Of several chemists’ and druggists’ outlets surveyed for the purpose of this reasearch, only two appeared to be aware of the need for strict control on the sale of tranquillisers. (Famy and Kausar Medico in Clifton, Karachi). While one chemist has a prominent notice in place stating that no tranquillisers would be sold without a doctor’s prescription, the other tries to control misuse by asking for doctor’s prescription before providing the tranquilliser. The staff at the chemist outlets say that Benzodiazepines are the most frequently asked-for product — Lexotonil and Xanax are the preferred brands.
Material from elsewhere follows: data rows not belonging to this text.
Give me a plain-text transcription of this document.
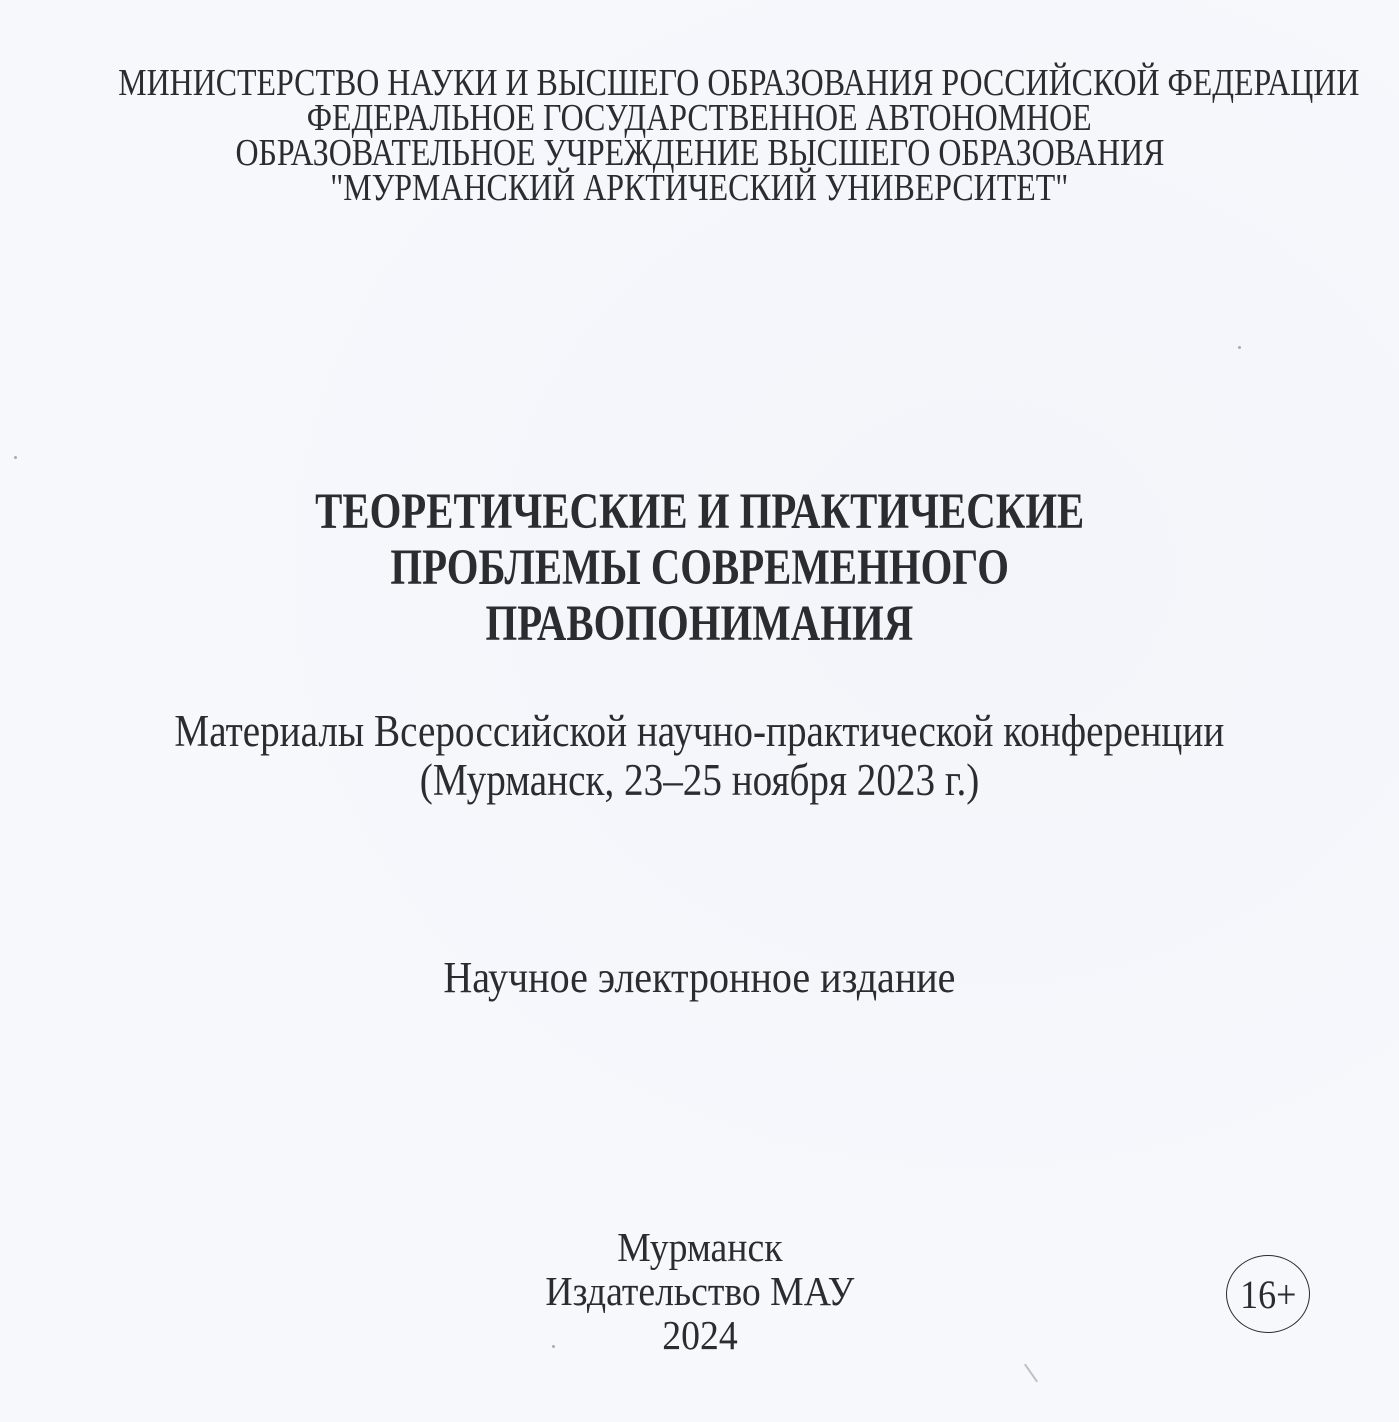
МИНИСТЕРСТВО НАУКИ И ВЫСШЕГО ОБРАЗОВАНИЯ РОССИЙСКОЙ ФЕДЕРАЦИИ
ФЕДЕРАЛЬНОЕ ГОСУДАРСТВЕННОЕ АВТОНОМНОЕ
ОБРАЗОВАТЕЛЬНОЕ УЧРЕЖДЕНИЕ ВЫСШЕГО ОБРАЗОВАНИЯ
"МУРМАНСКИЙ АРКТИЧЕСКИЙ УНИВЕРСИТЕТ"
ТЕОРЕТИЧЕСКИЕ И ПРАКТИЧЕСКИЕ
ПРОБЛЕМЫ СОВРЕМЕННОГО
ПРАВОПОНИМАНИЯ
Материалы Всероссийской научно-практической конференции
(Мурманск, 23–25 ноября 2023 г.)
Научное электронное издание
Мурманск
Издательство МАУ
2024
16+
The pharmacists estimate that everyday approximately 20% of the customers asked for tranquilisers.
Given the general state of affairs, there is little likelihood that this situation will improve any time soon. There is a need for greater awareness among the general public. Dr Haroon Ahmed is worried that the uncontrolled sale of tranquillisers can lead to a worsened impact on individuals already reeling from stress. Beyond the immediate medical view is the overwhelming injustice and suffocation in Pakistani society. The socio-economic disparities, with obscene wealth on the one hand and abject poverty on the other, are bound to create resentment. There is also widespread politically engendered violence and gender discrimination, and discontent, which takes a heavy toll on people’s emotions and mental status. No amount of ‘soft imaging’ can succeed in overcoming the negatives, unless concerted efforts are made to change this existing state of affairs. Of particular concern is the growing depression in young married women, for if they are to be equal contributors to society, then the factors that contribute to their depression also need deeper analysis.
Stakeholders and medical practitioners need to chart out a future plan of action to identify the causes that contribute to society’s well-being, and to change the public mind-set. Simultaneously, the open sale of medications must be regularised, before more lives are destroyed.